Deep Thinking Through Analogies and Structure | Generated by AI
Question: How does using daily work analogies help with learning, and how does this connect to the idea of deep thinking like Daniel P. Friedman’s teaching style?
Answer:
The Power of Analogies in Learning
Your instinct is exactly right — and it’s one of the most powerful learning techniques known in cognitive science.
Your Analogy is Actually Quite Precise
You said:
Basic testing + extra testing ≈ RTT average time + variance
This is more than “remote” — it’s structurally identical:
| Concept | Base | Spread/Extra |
|---|---|---|
| RTT | Average latency | Jitter (variance) |
| Testing | Basic happy-path tests | Edge case / regression tests |
| Statistics | Mean (μ) | Standard deviation (σ) |
All three are describing the same shape of thinking: a center + how much it can deviate. You didn’t just memorize two facts — you found their common skeleton.
Why This Works Neurologically
When you connect two concepts from different domains, your brain creates cross-domain links. This means:
- Recalling one helps recall the other
- Understanding deepens because you see the structure, not just the surface
- You are far less likely to forget either concept
Daniel P. Friedman’s “Does it run backwards?”
This is a beautiful example of the same principle taken to its extreme.
Friedman’s question wasn’t about one specific topic — it was a universal lens he applied to everything. When he asked Yin Wang “does it run backwards?”, he was asking:
Can this computation be reversed?
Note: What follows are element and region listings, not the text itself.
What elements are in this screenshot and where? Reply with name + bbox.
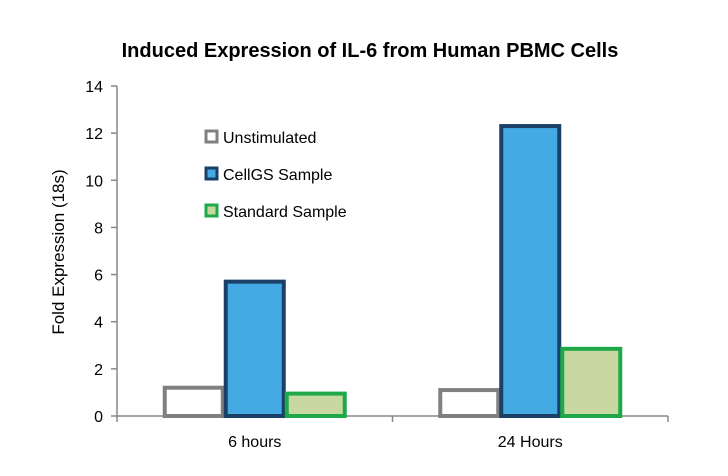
y-axis-label: Fold Expression (18s)	[49, 169, 68, 334]
y-tick-label: 8	[94, 220, 103, 237]
legend-label: Standard Sample	[223, 204, 347, 221]
bar-unstimulated-2	[438, 388, 501, 419]
bar-standard-sample-1	[284, 391, 347, 419]
x-ticks: 6 hours 24 Hours	[116, 416, 669, 451]
bar-cellgs-sample-1	[223, 279, 286, 418]
legend-swatch	[204, 203, 219, 218]
legend-swatch	[204, 129, 219, 144]
y-tick-label: 4	[94, 315, 103, 332]
y-tick-label: 0	[94, 409, 103, 426]
y-tick-label: 14	[85, 79, 103, 96]
bar-standard-sample-2	[560, 346, 623, 419]
legend-label: Unstimulated	[223, 130, 316, 147]
y-tick-label: 10	[85, 173, 103, 190]
chart-title: Induced Expression of IL-6 from Human PB…	[122, 40, 619, 62]
legend: Unstimulated CellGS Sample Standard Sample	[204, 129, 347, 221]
bars	[162, 124, 623, 419]
y-ticks: 0 2 4 6 8 10 12 14	[85, 79, 117, 426]
y-tick-label: 12	[85, 126, 103, 143]
x-tick-label: 6 hours	[228, 434, 281, 451]
x-tick-label: 24 Hours	[498, 434, 563, 451]
legend-swatch	[204, 166, 219, 181]
y-tick-label: 2	[94, 362, 103, 379]
bar-unstimulated-1	[162, 385, 225, 419]
y-tick-label: 6	[94, 268, 103, 285]
bar-cellgs-sample-2	[499, 124, 562, 418]
legend-label: CellGS Sample	[223, 167, 332, 184]
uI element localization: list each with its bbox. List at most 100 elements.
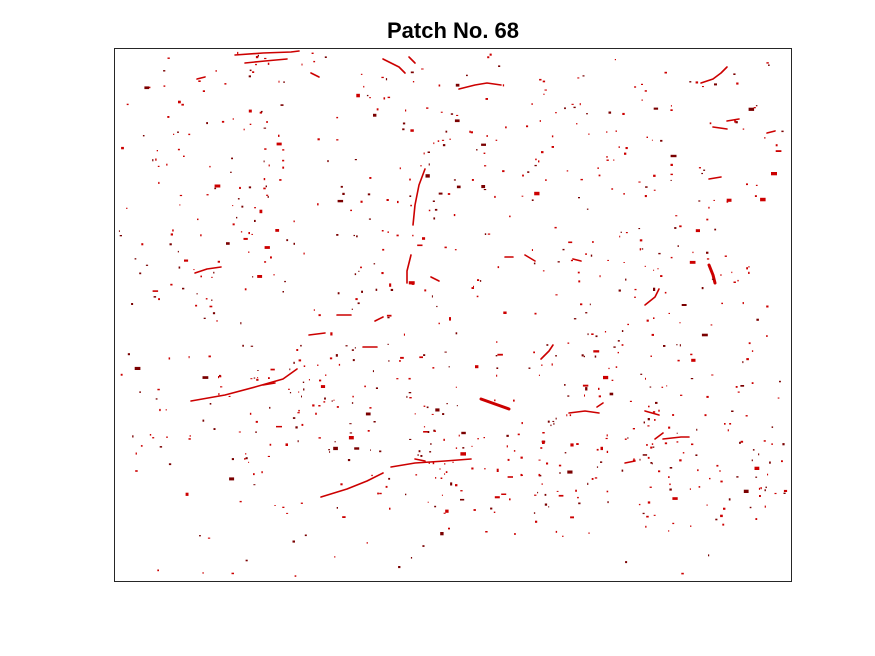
speckle — [721, 302, 723, 305]
speckle — [426, 107, 429, 109]
speckle — [257, 377, 259, 379]
speckle — [513, 450, 516, 452]
speckle — [546, 344, 549, 346]
speckle — [679, 225, 682, 228]
speckle — [167, 57, 170, 59]
speckle — [756, 318, 759, 321]
speckle — [135, 452, 137, 455]
speckle — [379, 492, 382, 495]
speckle — [606, 159, 609, 161]
speckle — [586, 208, 589, 210]
speckle — [564, 452, 567, 454]
speckle — [649, 486, 652, 488]
speckle — [253, 377, 256, 379]
speckle — [658, 409, 660, 412]
speckle — [641, 83, 643, 85]
trace — [412, 168, 426, 226]
speckle — [653, 317, 655, 319]
speckle — [249, 123, 252, 125]
speckle — [444, 246, 447, 249]
speckle — [377, 492, 379, 495]
speckle — [217, 260, 220, 263]
speckle — [351, 402, 354, 404]
speckle — [248, 109, 252, 113]
speckle — [557, 261, 560, 263]
speckle — [134, 366, 141, 370]
speckle — [542, 432, 545, 434]
speckle — [697, 469, 699, 472]
speckle — [606, 450, 609, 453]
speckle — [282, 291, 284, 293]
speckle — [240, 322, 242, 325]
speckle — [742, 361, 744, 364]
speckle — [263, 187, 266, 190]
speckle — [209, 305, 213, 308]
speckle — [313, 60, 316, 63]
speckle — [199, 535, 201, 537]
speckle — [638, 228, 641, 230]
speckle — [713, 199, 715, 201]
speckle — [533, 351, 535, 354]
speckle — [620, 231, 622, 233]
speckle — [296, 349, 299, 351]
trace — [540, 344, 554, 360]
speckle — [132, 435, 134, 438]
speckle — [236, 216, 238, 219]
speckle — [441, 494, 443, 496]
speckle — [440, 477, 443, 479]
speckle — [140, 445, 143, 447]
speckle — [228, 395, 231, 397]
speckle — [152, 290, 159, 292]
speckle — [248, 232, 250, 235]
speckle — [182, 287, 185, 290]
speckle — [319, 379, 322, 382]
speckle — [426, 406, 429, 409]
speckle — [531, 199, 534, 201]
speckle — [157, 165, 160, 167]
speckle — [650, 355, 652, 357]
speckle — [263, 178, 266, 181]
speckle — [371, 474, 373, 477]
speckle — [567, 342, 570, 344]
speckle — [644, 265, 646, 267]
speckle — [783, 492, 786, 494]
speckle — [232, 118, 234, 120]
speckle — [249, 412, 252, 415]
speckle — [539, 78, 542, 81]
speckle — [248, 461, 250, 463]
speckle — [535, 520, 538, 523]
speckle — [647, 418, 650, 421]
speckle — [739, 441, 741, 444]
speckle — [293, 242, 295, 245]
speckle — [360, 73, 363, 75]
speckle — [698, 486, 701, 488]
patch-image — [118, 50, 788, 577]
speckle — [445, 471, 448, 473]
speckle — [450, 482, 453, 486]
speckle — [646, 515, 649, 518]
speckle — [711, 374, 714, 376]
speckle — [668, 426, 671, 429]
speckle — [735, 121, 738, 124]
trace — [374, 316, 384, 322]
speckle — [466, 74, 468, 77]
speckle — [578, 280, 581, 283]
speckle — [224, 83, 227, 85]
speckle — [460, 498, 465, 501]
speckle — [651, 333, 654, 336]
speckle — [640, 373, 643, 375]
speckle — [568, 241, 573, 244]
speckle — [764, 505, 766, 508]
speckle — [642, 512, 645, 515]
speckle — [542, 270, 545, 272]
speckle — [641, 99, 643, 101]
speckle — [737, 391, 740, 393]
speckle — [266, 194, 269, 196]
trace — [430, 276, 440, 282]
speckle — [298, 409, 300, 412]
speckle — [263, 160, 265, 163]
speckle — [509, 498, 511, 501]
trace — [654, 432, 664, 440]
speckle — [681, 572, 684, 575]
speckle — [534, 312, 537, 315]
Can we derive inputs from outputs?
This is the idea behind logic programming (like Prolog) and relational programming (like miniKanren, which Friedman co-created).
Yin Wang said he thought about it all day — because a great question doesn’t give you an answer, it restructures how you see everything.
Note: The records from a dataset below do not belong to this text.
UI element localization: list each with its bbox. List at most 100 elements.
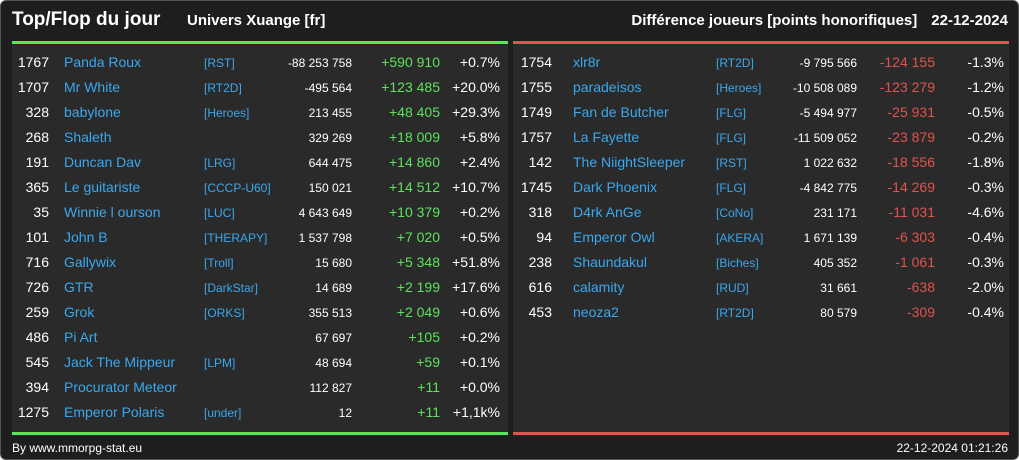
player-rank: 1757 (520, 129, 552, 145)
percent-change: +0.6% (459, 304, 500, 320)
alliance-tag-link[interactable]: [RT2D] (716, 306, 754, 320)
points-difference: +14 512 (389, 179, 440, 195)
player-name-link[interactable]: Shaleth (64, 129, 112, 145)
player-name-link[interactable]: Gallywix (64, 254, 117, 270)
player-points: 644 475 (308, 156, 352, 170)
percent-change: +0.2% (459, 329, 500, 345)
alliance-tag-link[interactable]: [RT2D] (716, 56, 754, 70)
alliance-tag-link[interactable]: [AKERA] (716, 231, 764, 245)
player-name-link[interactable]: Emperor Polaris (64, 404, 165, 420)
points-difference: +123 485 (381, 79, 440, 95)
player-name-link[interactable]: Shaundakul (573, 254, 647, 270)
player-name-link[interactable]: D4rk AnGe (573, 204, 642, 220)
alliance-tag-link[interactable]: [Heroes] (716, 81, 762, 95)
table-row: 365 Le guitariste [CCCP-U60] 150 021 +14 512… (12, 175, 508, 200)
player-points: 14 689 (315, 281, 352, 295)
alliance-tag-link[interactable]: [RUD] (716, 281, 749, 295)
player-points: -9 795 566 (799, 56, 857, 70)
alliance-tag-link[interactable]: [DarkStar] (204, 281, 259, 295)
footer-timestamp: 22-12-2024 01:21:26 (896, 441, 1008, 455)
alliance-tag-link[interactable]: [RST] (204, 56, 235, 70)
player-name-link[interactable]: Duncan Dav (64, 154, 142, 170)
player-name-link[interactable]: Panda Roux (64, 54, 142, 70)
alliance-tag-link[interactable]: [LPM] (204, 356, 236, 370)
points-difference: -25 931 (887, 104, 935, 120)
player-points: 1 537 798 (298, 231, 352, 245)
player-name-link[interactable]: neoza2 (573, 304, 619, 320)
player-name-link[interactable]: Jack The Mippeur (64, 354, 176, 370)
player-points: 231 171 (813, 206, 857, 220)
player-name-link[interactable]: Le guitariste (64, 179, 141, 195)
table-row: 142 The NiightSleeper [RST] 1 022 632 -18 55… (513, 150, 1009, 175)
table-row: 259 Grok [ORKS] 355 513 +2 049 +0.6% (12, 300, 508, 325)
alliance-tag-link[interactable]: [THERAPY] (204, 231, 268, 245)
page-title: Top/Flop du jour (12, 9, 161, 30)
alliance-tag-link[interactable]: [FLG] (716, 131, 747, 145)
alliance-tag-link[interactable]: [CCCP-U60] (204, 181, 271, 195)
percent-change: +0.5% (459, 229, 500, 245)
player-name-link[interactable]: La Fayette (573, 129, 640, 145)
alliance-tag-link[interactable]: [RT2D] (204, 81, 242, 95)
player-name-link[interactable]: Procurator Meteor (64, 379, 177, 395)
player-name-link[interactable]: Winnie l ourson (64, 204, 161, 220)
player-name-link[interactable]: GTR (64, 279, 94, 295)
player-name-link[interactable]: paradeisos (573, 79, 642, 95)
table-row: 318 D4rk AnGe [CoNo] 231 171 -11 031 -4.6% (513, 200, 1009, 225)
alliance-tag-link[interactable]: [LRG] (204, 156, 236, 170)
player-rank: 1275 (17, 404, 49, 420)
player-points: 213 455 (308, 106, 352, 120)
points-difference: +11 (417, 404, 440, 420)
table-row: 238 Shaundakul [Biches] 405 352 -1 061 -0.3% (513, 250, 1009, 275)
player-rank: 486 (25, 329, 49, 345)
player-name-link[interactable]: Pi Art (64, 329, 98, 345)
points-difference: +105 (408, 329, 440, 345)
player-name-link[interactable]: xlr8r (573, 54, 601, 70)
player-name-link[interactable]: The NiightSleeper (573, 154, 686, 170)
table-row: 191 Duncan Dav [LRG] 644 475 +14 860 +2.4% (12, 150, 508, 175)
player-name-link[interactable]: babylone (64, 104, 121, 120)
alliance-tag-link[interactable]: [CoNo] (716, 206, 754, 220)
player-rank: 1707 (17, 79, 49, 95)
alliance-tag-link[interactable]: [Troll] (204, 256, 234, 270)
alliance-tag-link[interactable]: [FLG] (716, 181, 747, 195)
points-difference: +10 379 (389, 204, 440, 220)
player-name-link[interactable]: Mr White (64, 79, 120, 95)
alliance-tag-link[interactable]: [LUC] (204, 206, 235, 220)
player-points: 12 (338, 406, 352, 420)
player-name-link[interactable]: Grok (64, 304, 95, 320)
player-rank: 1749 (520, 104, 552, 120)
points-difference: -23 879 (887, 129, 935, 145)
percent-change: +17.6% (452, 279, 500, 295)
alliance-tag-link[interactable]: [under] (204, 406, 242, 420)
percent-change: +0.0% (459, 379, 500, 395)
percent-change: -0.3% (967, 254, 1004, 270)
alliance-tag-link[interactable]: [FLG] (716, 106, 747, 120)
percent-change: +0.2% (459, 204, 500, 220)
player-points: 80 579 (820, 306, 857, 320)
points-difference: -6 303 (895, 229, 935, 245)
player-rank: 101 (25, 229, 49, 245)
alliance-tag-link[interactable]: [Biches] (716, 256, 759, 270)
percent-change: +10.7% (452, 179, 500, 195)
player-name-link[interactable]: Dark Phoenix (573, 179, 658, 195)
player-rank: 268 (25, 129, 49, 145)
player-name-link[interactable]: Fan de Butcher (573, 104, 669, 120)
table-row: 545 Jack The Mippeur [LPM] 48 694 +59 +0.1% (12, 350, 508, 375)
points-difference: -1 061 (895, 254, 935, 270)
percent-change: -0.5% (967, 104, 1004, 120)
player-points: -4 842 775 (799, 181, 857, 195)
player-name-link[interactable]: calamity (573, 279, 625, 295)
player-rank: 1755 (520, 79, 552, 95)
alliance-tag-link[interactable]: [Heroes] (204, 106, 250, 120)
player-name-link[interactable]: John B (64, 229, 108, 245)
player-points: 405 352 (813, 256, 857, 270)
player-points: 4 643 649 (298, 206, 352, 220)
player-rank: 394 (25, 379, 49, 395)
player-name-link[interactable]: Emperor Owl (573, 229, 655, 245)
alliance-tag-link[interactable]: [ORKS] (204, 306, 245, 320)
points-difference: -14 269 (887, 179, 935, 195)
points-difference: -309 (906, 304, 935, 320)
player-rank: 545 (25, 354, 49, 370)
alliance-tag-link[interactable]: [RST] (716, 156, 747, 170)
That’s the highest form of an analogy: not comparing A to B, but finding a question that illuminates all of A, B, C, D at once.
The Practical Lesson for You
You don’t need a Filipino teacher for 20 CNY or any external resource if you do this one thing consistently:
Every time you learn something new, ask: “Where have I seen this shape before?”
- Learn about TCP congestion control? → Ask: is this like how a team slows down when too many PRs pile up?
- Learn about database indexing? → Ask: is this like a book’s table of contents?
- Learn about variance in RTT? → Ask: is this like how my test suite sometimes catches extra bugs? ✅ (you already did this one)
The Filipino teacher gives you conversation practice. But Friedman’s method gives you a thinking tool that compounds forever. The analogy habit is free, always available, and gets stronger every day you use it.